By BRIAN FALLOW economics editor
Government plans to keep hold of up to $200 million by amending the law on GST will set a "horrible precedent" of retrospective legislation, says the Institute of Chartered Accountants.
The change, which relates to services contracted for outside New Zealand by non-residents but consumed here, affects the likes of in-bound tourism operators, as well as schools and universities collecting fees from foreign students.
For years it was a grey area. For tax purposes, it was not clear whether the fact that the services were consumed in New Zealand (which implied they should attract GST) was more significant than their sale to non-residents (suggesting they should be treated like exports, which do not attract GST).
Revenue Minister Michael Cullen said yesterday that the tax was always supposed to apply to foreigners for the goods and services they consumed in New Zealand.

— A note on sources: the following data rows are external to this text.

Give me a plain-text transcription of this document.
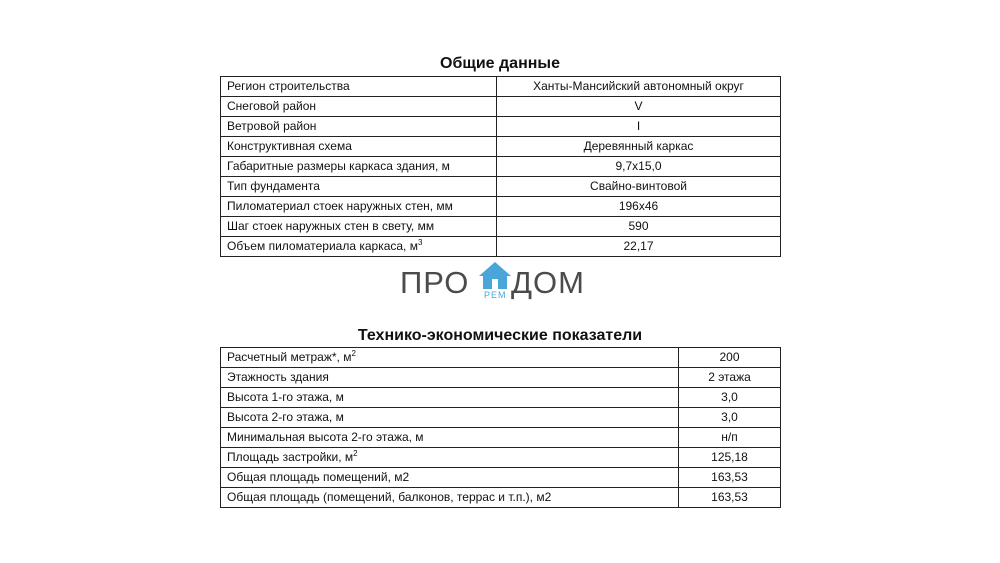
Общие данные
Регион строительства	Ханты-Мансийский автономный округ
Снеговой район	V
Ветровой район	I
Конструктивная схема	Деревянный каркас
Габаритные размеры каркаса здания, м	9,7х15,0
Тип фундамента	Свайно-винтовой
Пиломатериал стоек наружных стен, мм	196х46
Шаг стоек наружных стен в свету, мм	590
Объем пиломатериала каркаса, $м^3$	22,17
ПРО РЕМ ДОМ
Технико-экономические показатели
Расчетный метраж*, $м^2$	200
Этажность здания	2 этажа
Высота 1-го этажа, м	3,0
Высота 2-го этажа, м	3,0
Минимальная высота 2-го этажа, м	н/п
Площадь застройки, $м^2$	125,18
Общая площадь помещений, м2	163,53
Общая площадь (помещений, балконов, террас и т.п.), м2	163,53
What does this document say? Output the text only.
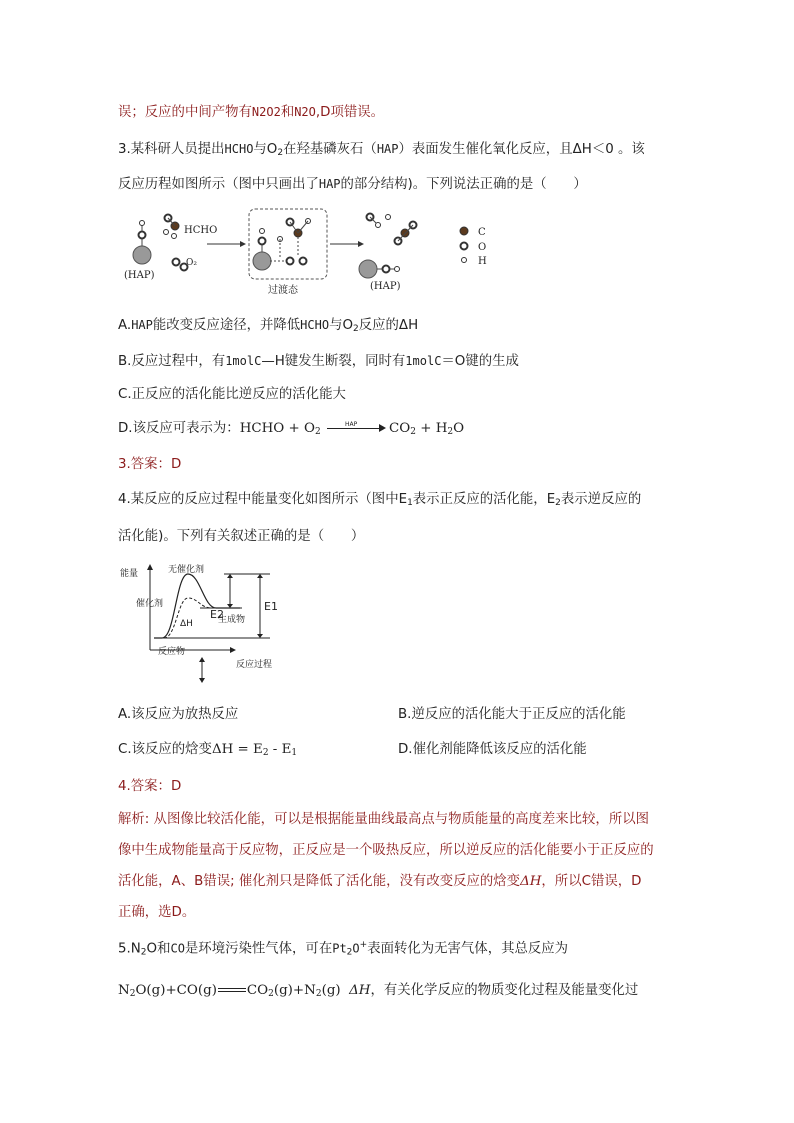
误；反应的中间产物有N2O2和N2O,D项错误。
3.某科研人员提出HCHO与$O_2$在羟基磷灰石（HAP）表面发生催化氧化反应，且ΔH＜0 。该
反应历程如图所示（图中只画出了HAP的部分结构)。下列说法正确的是（　　）
HCHO
O₂
(HAP)
过渡态	(HAP)
C
O
H
A.HAP能改变反应途径，并降低HCHO与$O_2$反应的ΔH
B.反应过程中，有1molC—H键发生断裂，同时有1molC＝O键的生成
C.正反应的活化能比逆反应的活化能大
D.该反应可表示为：HCHO + $O_2$
HAP $CO_2 + H_2O$
3.答案：D
4.某反应的反应过程中能量变化如图所示（图中$E_1$表示正反应的活化能，$E_2$表示逆反应的
活化能)。下列有关叙述正确的是（　　）
能量
反应过程
无催化剂
催化剂
E2
E1
生成物
ΔH
反应物
A.该反应为放热反应	B.逆反应的活化能大于正反应的活化能
C.该反应的焓变$\Delta H = E_2 - E_1$	D.催化剂能降低该反应的活化能
4.答案：D
解析: 从图像比较活化能，可以是根据能量曲线最高点与物质能量的高度差来比较，所以图
像中生成物能量高于反应物，正反应是一个吸热反应，所以逆反应的活化能要小于正反应的
活化能，A、B错误; 催化剂只是降低了活化能，没有改变反应的焓变ΔH，所以C错误，D
正确，选D。
$5.N_2O$和CO是环境污染性气体，可在$Pt_2O^+$表面转化为无害气体，其总反应为
$N_2O(g)+CO(g)$ $CO_2(g)+N_2(g)$ ΔH，有关化学反应的物质变化过程及能量变化过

The previous Government amended the law to that effect two years ago, but it did not make the change retrospective. That encouraged firms which had paid the GST before 1999 to claim it back.
The Government now plans to stymie those claims by applying the "clarification" back to 1986 when GST was introduced.
"Obviously this measure is retrospective but there is potentially between $150 million and $200 million of revenue at stake," Dr Cullen said.
"The money is not theirs to claim. They simply collected it and passed it on to the Government."
The change will not apply to people who did not charge the GST or who did, but have received a refund from the Inland Revenue.
The Institute of Chartered Accountants' tax director, Jeff Owens, said: "It is a horrible precedent - officials screw up the legislation, 'but don't worry, we can fix it retrospectively'."
It was not a matter of denying people a windfall gain, Mr Owens said.
"They paid some GST the law says they shouldn't have. The underlying policy is not as clear as Dr Cullen makes out. The prior interpretation of the law, that those supplies are not subject to GST, had been confirmed by IRD rulings and the Court of Appeal.
"The fact that the Government introduced a law change prospectively in 1999 indicates that the law was something different prior to that."